Certamente, do nosso ponto de vista, e com nossa luz cristã, nenhuma conduta como a deles poderia ser tolerada. Era totalmente indiscriminado, atropelando as reivindicações mais ternas. Esposas gentias como Rute, a moabita, podem ter adotado a fé de seus maridos - sem dúvida em muitos casos o fizeram -, embora o mandato abrangente e impiedoso de separação se aplicasse a elas com tanta certeza como se fossem feiticeiras pagãs.
Por outro lado, devemos usar alguma imaginação histórica para estimar essas cenas dolorosas. A grande ideia de Esdras era preservar um povo separado. Ele sustentava que isso era essencial para a manutenção da religião e da moral puras em meio às abominações pagãs que cercavam a pequena colônia. A separação na igreja parecia estar ligada à separação racial. Este Esdras acreditava ser segundo a mente dos profetas e, portanto, uma verdade de inspiração divina.
Em todas as circunstâncias, não é fácil dizer que sua alegação principal estava errada, que Israel poderia ter sido preservado como Igreja se tivesse deixado de se manter separado como raça, ou que sem a exclusividade da Igreja a pureza religiosa poderia ter sido mantida.
Não somos chamados a enfrentar nenhum problema tão terrível, embora a advertência de São Paulo contra os cristãos se tornarem "em jugo desigual com os incrédulos" 2 Coríntios 6:14 nos lembra que a pior variedade no casamento não deve ser pensada apenas como preocupada com a diversidade de posição, riqueza ou cultura; que são os mais incompatíveis aqueles que não têm interesses comuns nas preocupações mais profundas da alma.
Além disso, também precisa ser lembrado, nestes dias, quando a comodidade e o conforto são indevidamente valorizados, que há ocasiões em que até mesmo a paz e o amor do lar devem ser sacrificados às reivindicações supremas de Deus.
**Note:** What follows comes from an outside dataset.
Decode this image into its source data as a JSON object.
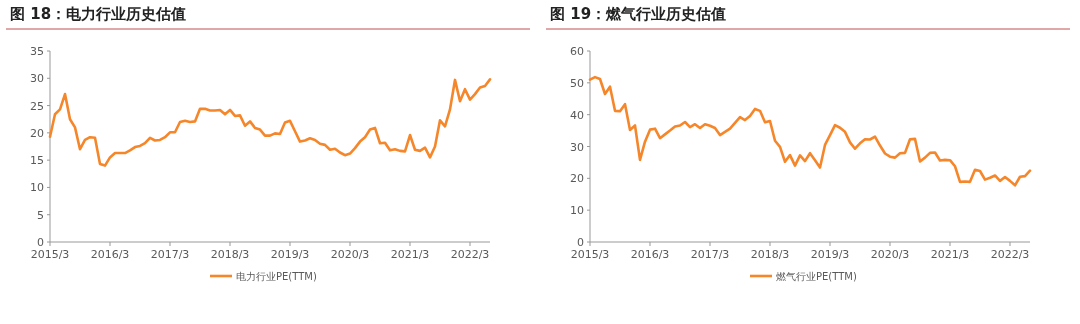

Nosso Senhor avisou ameaçadoramente Seus discípulos que enviaria uma espada para cortar os laços domésticos mais próximos - "para colocar o homem em desacordo com seu pai, e a filha contra sua mãe", etc.
, Mateus 10:35 e acrescentou: "Quem ama o pai ou a mãe mais do que a mim não é digno de mim." Mateus 10:37 Em tempos de perseguição aos primeiros cristãos, era necessário escolher entre a cruz de Cristo e as reivindicações domésticas mais próximas, e então os fiéis mártires aceitaram a cruz mesmo à custa do querido amor ao lar e todas as suas joias inestimáveis, como , por exemplo, na conhecida história de Perpétua e Felicitas.
A mesma escolha teve de ser feita novamente sob a perseguição católica entre os huguenotes, como somos lembrados pela famosa foto de Millais, e mesmo em uma perseguição quase protestante no caso de Sir Thomas More. Ele enfrenta o convertido do hinduísmo na Índia hoje. Portanto, seja qual for a opinião que possamos formar sobre a ação particular de Esdras, devemos ponderar seriamente sobre o grande princípio no qual ela foi baseada. Deus deve ocupar o primeiro lugar no coração e na vida de Seu povo, embora em alguns casos isso possa envolver o naufrágio dos mais queridos afetos terrenos.